The DAE model was first trained on an “on-demand” compute instance in AliCloud. We used a GPU-type instance and had to manually install graphic card drivers before TensorFlow can utilize the GPU. When new datasets were available, we had to manually copy the files to the instance. From time to time, we had to wait for an available instance to start the machine for training. Because of these, we switched to use Google Colab.

Google Colab provides a Jupyter like online service that has integration with Google Drive. We can simply mount our datasets from Google Drive onto the Google Colab instance. And it provides free GPU instances (Nvidia K80s, T4s, P4s and P100s) to run the training. That makes a perfect place for us to experiment with different models and datasets efficiently.

Our first model was trained from datasets prepared manually. Thanks to my colleague who help to remove the noise by hand.

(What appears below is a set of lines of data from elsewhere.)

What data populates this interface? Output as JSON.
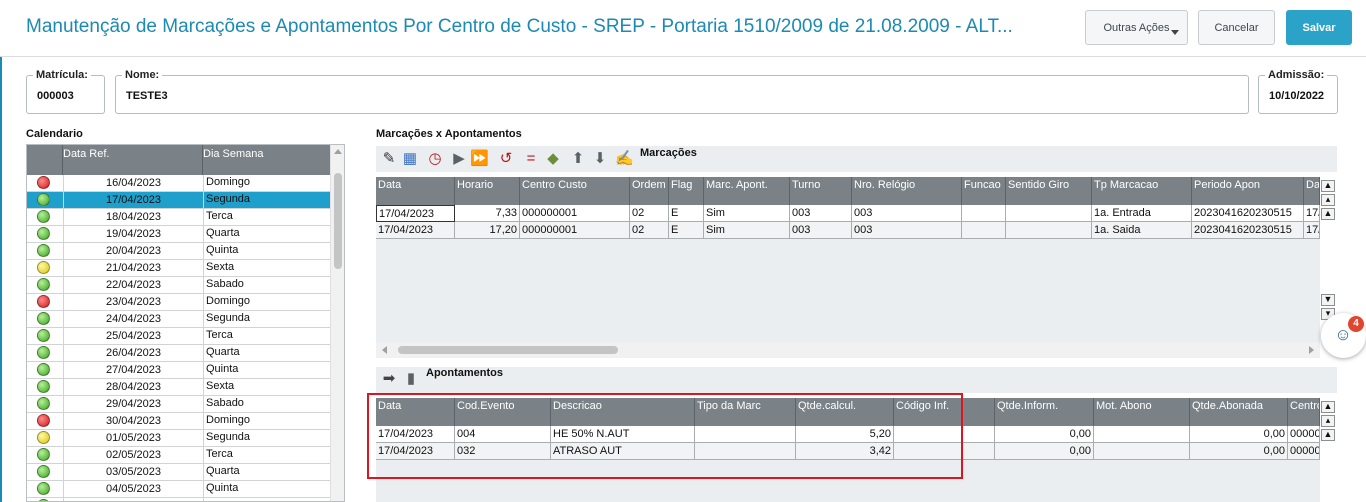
{
  "header": {
    "title": "Manutenção de Marcações e Apontamentos Por Centro de Custo - SREP - Portaria 1510/2009 de 21.08.2009 - ALT...",
    "actions": {
      "outras": "Outras Ações",
      "cancelar": "Cancelar",
      "salvar": "Salvar"
    }
  },
  "form": {
    "matricula": {
      "label": "Matrícula:",
      "value": "000003"
    },
    "nome": {
      "label": "Nome:",
      "value": "TESTE3"
    },
    "admissao": {
      "label": "Admissão:",
      "value": "10/10/2022"
    }
  },
  "calendario": {
    "title": "Calendario",
    "columns": [
      "Data Ref.",
      "Dia Semana"
    ],
    "rows": [
      {
        "status": "red",
        "date": "16/04/2023",
        "day": "Domingo"
      },
      {
        "status": "green",
        "date": "17/04/2023",
        "day": "Segunda",
        "selected": true
      },
      {
        "status": "green",
        "date": "18/04/2023",
        "day": "Terca"
      },
      {
        "status": "green",
        "date": "19/04/2023",
        "day": "Quarta"
      },
      {
        "status": "green",
        "date": "20/04/2023",
        "day": "Quinta"
      },
      {
        "status": "yellow",
        "date": "21/04/2023",
        "day": "Sexta"
      },
      {
        "status": "green",
        "date": "22/04/2023",
        "day": "Sabado"
      },
      {
        "status": "red",
        "date": "23/04/2023",
        "day": "Domingo"
      },
      {
        "status": "green",
        "date": "24/04/2023",
        "day": "Segunda"
      },
      {
        "status": "green",
        "date": "25/04/2023",
        "day": "Terca"
      },
      {
        "status": "green",
        "date": "26/04/2023",
        "day": "Quarta"
      },
      {
        "status": "green",
        "date": "27/04/2023",
        "day": "Quinta"
      },
      {
        "status": "green",
        "date": "28/04/2023",
        "day": "Sexta"
      },
      {
        "status": "green",
        "date": "29/04/2023",
        "day": "Sabado"
      },
      {
        "status": "red",
        "date": "30/04/2023",
        "day": "Domingo"
      },
      {
        "status": "yellow",
        "date": "01/05/2023",
        "day": "Segunda"
      },
      {
        "status": "green",
        "date": "02/05/2023",
        "day": "Terca"
      },
      {
        "status": "green",
        "date": "03/05/2023",
        "day": "Quarta"
      },
      {
        "status": "green",
        "date": "04/05/2023",
        "day": "Quinta"
      },
      {
        "status": "green",
        "date": "",
        "day": ""
      }
    ]
  },
  "marcacoes_apont": {
    "title": "Marcações x Apontamentos"
  },
  "marcacoes": {
    "toolbar_label": "Marcações",
    "columns": [
      "Data",
      "Horario",
      "Centro Custo",
      "Ordem",
      "Flag",
      "Marc. Apont.",
      "Turno",
      "Nro. Relógio",
      "Funcao",
      "Sentido Giro",
      "Tp Marcacao",
      "Periodo Apon",
      "Da"
    ],
    "rows": [
      [
        "17/04/2023",
        "7,33",
        "000000001",
        "02",
        "E",
        "Sim",
        "003",
        "003",
        "",
        "",
        "1a. Entrada",
        "2023041620230515",
        "17/"
      ],
      [
        "17/04/2023",
        "17,20",
        "000000001",
        "02",
        "E",
        "Sim",
        "003",
        "003",
        "",
        "",
        "1a. Saida",
        "2023041620230515",
        "17/"
      ]
    ]
  },
  "apontamentos": {
    "toolbar_label": "Apontamentos",
    "columns": [
      "Data",
      "Cod.Evento",
      "Descricao",
      "Tipo da Marc",
      "Qtde.calcul.",
      "Código Inf.",
      "Qtde.Inform.",
      "Mot. Abono",
      "Qtde.Abonada",
      "Centro"
    ],
    "rows": [
      [
        "17/04/2023",
        "004",
        "HE 50% N.AUT",
        "",
        "5,20",
        "",
        "0,00",
        "",
        "0,00",
        "00000"
      ],
      [
        "17/04/2023",
        "032",
        "ATRASO AUT",
        "",
        "3,42",
        "",
        "0,00",
        "",
        "0,00",
        "00000"
      ]
    ]
  },
  "chat": {
    "badge": "4"
  },
  "colors": {
    "accent": "#1b8ab4",
    "primary_button": "#2ba3c9",
    "grid_header": "#7b8287",
    "selected_row": "#1f9fcc",
    "highlight_box": "#e0141e"
  }
}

The amount of samples is just enough for the PoC: “To proof that DAE is the right approach to help us clean up the images”. But we need a large number of samples to train a model for production usage, in order to handle the noise patterns over the 100 years news archive.

We decided to programmatically augment the number of datasets. First, we pick article images that are clean enough to produce high OCR accuracy. Then we randomly select some noise samples from the news archive. During the training process, we use ImageDataGenerator and use a custom preprocessing_function to randomly mix these noise samples into the image for training. This way, our model will be general enough to handle different noise types.

Orchestration

Since all Newsroom related services are hosted on Kubernetes, it becomes a natural choice to put API and pipeline-related services on Kubernetes.

Once we finished the upload step, we use a simple python script to go through lists of record IDs from the API, and these IDs are then passed to Celery using RabbitMQ as a message broker. The service prep and ocr subscribes to the RabbitMQ channel, pick up the record ID and go through the above mentioned processes.

Horizontal Pod Autoscaler (HPA) is set on the “prep” and “ocr” services, with a maximum of 200 pods running at the same time. Because we are using AliCloud Elastic Container Instance (ECI), we are able to create pods outside our cluster nodes. AliCloud will manage to provision compute instances to run those pods, and the cost is billed per second. That gives us a very cost-efficient way to run a large amount of short-lived jobs.